ANIMATION WORLD MAGAZINE - ISSUE 5.01 - APRIL 2000

Frank Welker: Master of Many Voices
(continued from page 7)

Advice From The Master
For those who do want to be voiceover actors, and compete with the likes of June Foray, Tress MacNeille, Rob Paulsen, Jeff Bennett, Maurice LaMarche, Jim Cummings, Will Ryan, Billy West, Joe Alaskey and himself, Frank Welker offers several suggestions.

"Believe in yourself and you can do anything that you want to do, if you allow yourself to do it, if you have the talent to do it.

"But be realistic. Set your goals high, but understand what your limitations are -- and then go beyond those.

"Technically, you should practice reading. Try to have the widest range possible because now, more than ever, animation directors and producers are looking for people who can do multiple voices, to save time and help out on their budgets.

"That's not to say that you can't have a really unique voice, just one voice, and work all the time. Because there's people who do that, too. Such as Lorenzo Music. He's known for his unique voice, even though he does other voices. He's typecast as himself. Go figure.

"It's good to be able to do impressions of other people and of other characters, but, you've got to start developing your own style, your own voices. If you do an old person, it's going to sound like you’re doing an old person. But if you do Daffy Duck, it's going to be you trying to sound like Mel Blanc (or now, Joe Alaskey) doing Daffy Duck. You don't want to do that. You may want to do that for fun, but you don't want to do that for business. Do as many characters and people that you can do yourself.

"Studios will have a drawing of a character they're trying to find a voice for. That's when you create the voice. You become the new Mel Blanc, or Joe Alaskey, or whoever."
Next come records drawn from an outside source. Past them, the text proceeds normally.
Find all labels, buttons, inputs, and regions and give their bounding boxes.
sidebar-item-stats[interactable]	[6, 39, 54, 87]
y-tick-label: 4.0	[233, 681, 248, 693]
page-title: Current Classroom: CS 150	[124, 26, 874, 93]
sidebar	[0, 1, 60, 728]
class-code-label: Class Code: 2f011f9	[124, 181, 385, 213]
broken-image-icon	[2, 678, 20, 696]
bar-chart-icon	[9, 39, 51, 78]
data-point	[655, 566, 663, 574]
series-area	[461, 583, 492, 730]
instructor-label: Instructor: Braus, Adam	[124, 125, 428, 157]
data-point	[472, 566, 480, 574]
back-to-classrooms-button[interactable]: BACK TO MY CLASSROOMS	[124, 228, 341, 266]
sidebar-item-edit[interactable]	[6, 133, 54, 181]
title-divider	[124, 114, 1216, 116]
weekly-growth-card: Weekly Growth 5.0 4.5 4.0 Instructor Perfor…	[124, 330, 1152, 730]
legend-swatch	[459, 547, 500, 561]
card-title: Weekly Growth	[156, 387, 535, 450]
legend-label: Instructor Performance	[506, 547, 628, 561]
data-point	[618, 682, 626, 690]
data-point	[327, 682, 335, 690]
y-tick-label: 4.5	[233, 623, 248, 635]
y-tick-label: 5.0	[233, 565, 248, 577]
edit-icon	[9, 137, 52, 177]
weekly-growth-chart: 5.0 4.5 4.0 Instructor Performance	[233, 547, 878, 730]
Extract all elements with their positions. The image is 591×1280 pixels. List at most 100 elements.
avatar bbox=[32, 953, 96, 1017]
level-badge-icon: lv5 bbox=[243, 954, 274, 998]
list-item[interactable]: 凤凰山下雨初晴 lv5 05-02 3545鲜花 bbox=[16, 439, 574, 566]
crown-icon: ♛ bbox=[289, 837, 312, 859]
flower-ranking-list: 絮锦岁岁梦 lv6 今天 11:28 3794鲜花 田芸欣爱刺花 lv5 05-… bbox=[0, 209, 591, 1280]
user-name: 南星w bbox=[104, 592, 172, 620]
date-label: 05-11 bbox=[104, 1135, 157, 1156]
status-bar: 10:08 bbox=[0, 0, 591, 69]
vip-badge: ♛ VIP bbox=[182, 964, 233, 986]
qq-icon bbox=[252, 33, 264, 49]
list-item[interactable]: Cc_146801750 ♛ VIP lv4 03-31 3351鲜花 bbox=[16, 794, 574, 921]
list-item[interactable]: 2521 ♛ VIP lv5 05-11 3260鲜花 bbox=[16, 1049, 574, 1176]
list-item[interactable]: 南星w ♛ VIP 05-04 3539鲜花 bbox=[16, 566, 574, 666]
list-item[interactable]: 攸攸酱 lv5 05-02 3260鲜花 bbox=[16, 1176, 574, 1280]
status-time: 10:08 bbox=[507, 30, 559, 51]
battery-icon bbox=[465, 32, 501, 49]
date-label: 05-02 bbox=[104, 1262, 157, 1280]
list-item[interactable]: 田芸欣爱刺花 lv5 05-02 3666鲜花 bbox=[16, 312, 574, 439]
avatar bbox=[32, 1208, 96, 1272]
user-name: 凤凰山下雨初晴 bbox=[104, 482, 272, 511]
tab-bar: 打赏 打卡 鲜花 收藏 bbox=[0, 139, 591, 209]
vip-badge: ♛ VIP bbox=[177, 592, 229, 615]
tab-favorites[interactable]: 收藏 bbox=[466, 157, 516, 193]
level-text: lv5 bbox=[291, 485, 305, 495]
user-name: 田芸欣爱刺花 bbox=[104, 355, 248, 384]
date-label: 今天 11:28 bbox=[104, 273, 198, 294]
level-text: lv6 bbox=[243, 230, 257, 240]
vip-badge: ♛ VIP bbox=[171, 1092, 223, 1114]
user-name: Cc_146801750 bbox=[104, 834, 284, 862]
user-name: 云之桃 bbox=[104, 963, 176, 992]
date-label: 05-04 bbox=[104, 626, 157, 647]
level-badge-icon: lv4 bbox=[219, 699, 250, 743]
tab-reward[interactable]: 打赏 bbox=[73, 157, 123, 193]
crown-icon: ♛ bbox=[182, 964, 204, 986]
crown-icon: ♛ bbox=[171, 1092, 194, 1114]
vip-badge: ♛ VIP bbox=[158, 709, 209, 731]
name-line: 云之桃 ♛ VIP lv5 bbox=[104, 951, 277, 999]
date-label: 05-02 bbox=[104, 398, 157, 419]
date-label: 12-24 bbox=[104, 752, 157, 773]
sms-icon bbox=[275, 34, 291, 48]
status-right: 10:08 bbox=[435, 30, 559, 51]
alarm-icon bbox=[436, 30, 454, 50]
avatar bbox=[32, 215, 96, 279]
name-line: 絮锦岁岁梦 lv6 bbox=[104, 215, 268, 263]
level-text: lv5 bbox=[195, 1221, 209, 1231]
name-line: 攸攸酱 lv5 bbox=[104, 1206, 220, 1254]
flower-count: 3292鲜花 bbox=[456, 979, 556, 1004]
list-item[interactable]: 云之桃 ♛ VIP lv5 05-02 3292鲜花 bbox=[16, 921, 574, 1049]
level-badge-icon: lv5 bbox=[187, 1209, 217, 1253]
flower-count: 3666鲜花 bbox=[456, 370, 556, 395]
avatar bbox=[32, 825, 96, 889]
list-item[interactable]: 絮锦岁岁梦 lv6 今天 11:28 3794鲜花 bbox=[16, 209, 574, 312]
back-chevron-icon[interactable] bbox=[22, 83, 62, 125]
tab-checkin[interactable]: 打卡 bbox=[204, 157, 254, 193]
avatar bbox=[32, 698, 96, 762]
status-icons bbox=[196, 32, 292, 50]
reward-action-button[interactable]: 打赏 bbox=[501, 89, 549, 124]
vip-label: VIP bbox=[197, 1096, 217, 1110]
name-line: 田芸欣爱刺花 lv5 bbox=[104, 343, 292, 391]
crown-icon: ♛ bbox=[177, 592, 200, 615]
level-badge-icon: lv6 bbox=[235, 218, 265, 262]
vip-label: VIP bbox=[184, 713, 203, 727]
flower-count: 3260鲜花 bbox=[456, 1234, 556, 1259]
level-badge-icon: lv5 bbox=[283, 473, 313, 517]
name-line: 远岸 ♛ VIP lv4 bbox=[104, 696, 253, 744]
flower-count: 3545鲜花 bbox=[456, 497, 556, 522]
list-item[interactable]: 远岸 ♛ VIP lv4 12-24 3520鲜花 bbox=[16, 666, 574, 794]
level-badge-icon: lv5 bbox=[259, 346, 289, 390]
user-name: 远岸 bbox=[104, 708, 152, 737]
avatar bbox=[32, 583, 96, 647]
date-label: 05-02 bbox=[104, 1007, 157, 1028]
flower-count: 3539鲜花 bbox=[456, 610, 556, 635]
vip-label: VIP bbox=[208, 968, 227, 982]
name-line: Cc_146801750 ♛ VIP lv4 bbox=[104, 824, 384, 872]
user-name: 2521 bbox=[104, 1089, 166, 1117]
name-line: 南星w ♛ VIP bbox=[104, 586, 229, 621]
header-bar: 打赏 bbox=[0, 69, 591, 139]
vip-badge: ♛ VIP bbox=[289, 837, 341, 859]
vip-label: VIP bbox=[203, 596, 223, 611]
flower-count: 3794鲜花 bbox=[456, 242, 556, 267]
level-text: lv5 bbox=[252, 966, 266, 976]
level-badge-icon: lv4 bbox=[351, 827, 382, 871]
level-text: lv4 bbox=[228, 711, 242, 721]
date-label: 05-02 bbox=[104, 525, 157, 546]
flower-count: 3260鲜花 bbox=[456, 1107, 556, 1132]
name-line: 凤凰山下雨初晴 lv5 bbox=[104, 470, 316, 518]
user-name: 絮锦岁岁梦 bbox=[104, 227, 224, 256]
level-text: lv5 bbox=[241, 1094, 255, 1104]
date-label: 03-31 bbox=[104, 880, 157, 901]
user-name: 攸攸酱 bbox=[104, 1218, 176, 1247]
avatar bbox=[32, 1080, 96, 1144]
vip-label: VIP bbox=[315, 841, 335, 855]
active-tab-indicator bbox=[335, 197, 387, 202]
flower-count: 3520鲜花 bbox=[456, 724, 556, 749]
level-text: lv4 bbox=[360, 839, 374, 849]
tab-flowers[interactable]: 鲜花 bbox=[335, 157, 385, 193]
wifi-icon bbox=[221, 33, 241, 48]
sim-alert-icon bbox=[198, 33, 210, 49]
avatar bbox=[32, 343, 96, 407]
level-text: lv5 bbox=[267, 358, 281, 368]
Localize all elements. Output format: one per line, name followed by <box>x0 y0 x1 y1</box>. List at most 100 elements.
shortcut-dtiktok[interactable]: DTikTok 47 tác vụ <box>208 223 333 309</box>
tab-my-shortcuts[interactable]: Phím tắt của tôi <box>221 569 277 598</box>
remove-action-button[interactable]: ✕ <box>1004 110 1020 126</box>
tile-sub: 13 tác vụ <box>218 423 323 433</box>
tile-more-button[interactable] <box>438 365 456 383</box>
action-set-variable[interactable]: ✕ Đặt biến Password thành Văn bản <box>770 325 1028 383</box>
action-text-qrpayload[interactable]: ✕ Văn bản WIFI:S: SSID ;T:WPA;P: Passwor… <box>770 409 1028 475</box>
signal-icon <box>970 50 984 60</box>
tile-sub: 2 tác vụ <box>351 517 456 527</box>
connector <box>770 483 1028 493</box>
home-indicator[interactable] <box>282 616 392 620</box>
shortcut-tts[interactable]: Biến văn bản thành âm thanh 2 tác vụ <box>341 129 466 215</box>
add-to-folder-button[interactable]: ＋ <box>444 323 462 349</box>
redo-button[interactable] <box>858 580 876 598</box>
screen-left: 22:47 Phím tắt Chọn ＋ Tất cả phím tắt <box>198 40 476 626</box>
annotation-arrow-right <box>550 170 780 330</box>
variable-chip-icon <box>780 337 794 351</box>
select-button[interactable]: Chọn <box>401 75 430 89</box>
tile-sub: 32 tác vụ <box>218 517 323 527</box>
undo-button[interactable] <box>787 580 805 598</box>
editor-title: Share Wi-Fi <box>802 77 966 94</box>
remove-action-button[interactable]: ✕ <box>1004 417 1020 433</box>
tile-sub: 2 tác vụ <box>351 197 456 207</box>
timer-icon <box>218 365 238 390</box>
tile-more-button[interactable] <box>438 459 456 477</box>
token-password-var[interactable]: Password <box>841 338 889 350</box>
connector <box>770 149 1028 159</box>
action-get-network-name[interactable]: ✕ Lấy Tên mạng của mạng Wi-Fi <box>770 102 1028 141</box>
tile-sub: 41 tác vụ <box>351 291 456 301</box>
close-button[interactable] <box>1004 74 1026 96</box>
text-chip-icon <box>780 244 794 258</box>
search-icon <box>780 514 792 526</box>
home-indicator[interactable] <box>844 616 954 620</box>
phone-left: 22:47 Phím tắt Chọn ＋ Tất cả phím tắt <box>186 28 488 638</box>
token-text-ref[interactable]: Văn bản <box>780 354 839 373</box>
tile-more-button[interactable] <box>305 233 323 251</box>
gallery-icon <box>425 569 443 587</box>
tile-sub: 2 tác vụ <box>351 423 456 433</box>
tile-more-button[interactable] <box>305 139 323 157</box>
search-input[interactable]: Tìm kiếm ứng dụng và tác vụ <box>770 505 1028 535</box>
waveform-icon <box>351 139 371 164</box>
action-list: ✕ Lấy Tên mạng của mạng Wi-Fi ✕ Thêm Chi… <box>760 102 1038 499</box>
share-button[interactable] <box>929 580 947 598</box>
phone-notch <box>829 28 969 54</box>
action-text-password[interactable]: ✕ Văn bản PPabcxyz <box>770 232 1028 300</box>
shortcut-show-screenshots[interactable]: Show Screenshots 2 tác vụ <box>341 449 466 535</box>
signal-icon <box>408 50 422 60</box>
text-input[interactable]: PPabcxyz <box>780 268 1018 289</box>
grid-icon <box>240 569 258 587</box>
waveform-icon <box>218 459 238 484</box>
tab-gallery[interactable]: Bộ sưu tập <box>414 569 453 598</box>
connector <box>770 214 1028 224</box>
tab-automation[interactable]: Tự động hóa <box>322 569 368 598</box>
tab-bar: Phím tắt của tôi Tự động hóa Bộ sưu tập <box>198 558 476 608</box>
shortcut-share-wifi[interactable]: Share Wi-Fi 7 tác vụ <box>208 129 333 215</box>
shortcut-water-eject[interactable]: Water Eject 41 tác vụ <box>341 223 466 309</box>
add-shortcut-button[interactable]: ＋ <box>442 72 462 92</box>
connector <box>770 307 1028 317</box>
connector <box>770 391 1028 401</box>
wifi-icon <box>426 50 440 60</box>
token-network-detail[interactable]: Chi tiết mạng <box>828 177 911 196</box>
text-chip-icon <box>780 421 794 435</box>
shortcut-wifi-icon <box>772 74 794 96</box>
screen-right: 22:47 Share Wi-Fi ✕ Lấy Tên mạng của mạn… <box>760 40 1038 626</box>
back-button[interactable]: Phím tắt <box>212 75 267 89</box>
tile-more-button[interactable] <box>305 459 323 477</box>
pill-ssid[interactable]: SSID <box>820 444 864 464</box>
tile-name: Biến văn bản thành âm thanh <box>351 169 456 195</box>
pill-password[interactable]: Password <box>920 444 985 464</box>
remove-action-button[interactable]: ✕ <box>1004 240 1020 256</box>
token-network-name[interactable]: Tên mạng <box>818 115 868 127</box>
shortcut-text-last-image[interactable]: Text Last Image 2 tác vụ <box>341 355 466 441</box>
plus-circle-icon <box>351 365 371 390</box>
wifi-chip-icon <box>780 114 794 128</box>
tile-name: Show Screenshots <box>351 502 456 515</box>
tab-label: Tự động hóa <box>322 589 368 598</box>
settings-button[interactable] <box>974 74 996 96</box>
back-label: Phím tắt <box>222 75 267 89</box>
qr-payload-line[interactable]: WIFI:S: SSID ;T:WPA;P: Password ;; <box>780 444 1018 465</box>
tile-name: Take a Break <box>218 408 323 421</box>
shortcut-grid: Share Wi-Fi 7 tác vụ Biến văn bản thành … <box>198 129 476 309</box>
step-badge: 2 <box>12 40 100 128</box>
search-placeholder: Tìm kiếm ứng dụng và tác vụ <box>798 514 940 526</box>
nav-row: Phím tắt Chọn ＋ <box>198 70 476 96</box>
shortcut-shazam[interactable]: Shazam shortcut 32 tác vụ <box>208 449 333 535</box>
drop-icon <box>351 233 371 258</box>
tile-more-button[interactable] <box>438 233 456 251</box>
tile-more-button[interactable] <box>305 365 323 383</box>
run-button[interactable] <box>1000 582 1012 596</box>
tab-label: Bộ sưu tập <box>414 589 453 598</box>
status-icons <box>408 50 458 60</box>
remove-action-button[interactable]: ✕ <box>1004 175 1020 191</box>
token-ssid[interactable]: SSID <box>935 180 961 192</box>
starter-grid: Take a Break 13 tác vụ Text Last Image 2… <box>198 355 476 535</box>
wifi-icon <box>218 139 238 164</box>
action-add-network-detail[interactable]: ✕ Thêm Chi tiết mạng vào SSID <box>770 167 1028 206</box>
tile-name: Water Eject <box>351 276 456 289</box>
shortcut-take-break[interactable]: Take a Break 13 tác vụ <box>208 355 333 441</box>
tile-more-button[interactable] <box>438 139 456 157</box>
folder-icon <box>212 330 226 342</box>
Welker reveals that he has never had any formal acting lessons, having been trained on the job. Moreover, he says, "I didn't like acting schools for on-camera or off-camera. I always felt that that would tend to interfere with your basic instincts. If your instincts weren't correct, you know that on your own.

"If you got some teacher piddling with you, then you really start worrying about, 'Gee, I'd better not do it that way because it'll be wrong.' What's ‘wrong?’

"I think, technically, if you don't know how to perform in front of a microphone or how to use a microphone, you learn those things with time.

"If I was going to recommend something to somebody, I'd say, 'Stay away from acting coaches. Stay away from classes. Go for the plays. Read for everything that you can get your hands on, and work. Go to the middle theater and go to auditions. Just let yourself come out.’

"Voiceover classes are a different deal, because you can learn technique, how to work on a mike, how to use your voice, as opposed to how to act. As soon as somebody tells you how to act, then I would say, 'Get a bus ticket out of town.'"

Once a budding young actor feels he's ready to "break in," Welker advises preparing a demo tape.

"The first step would be to get a demo tape. It doesn't have to be slick. It should sound professional, though. Don't just use a hand-held tape recorder. Make it so it's legible to the ear. If you can do a tape that shows your versatility and your sound, it doesn't have to be your final demo tape. It just has to be an introduction to your agent.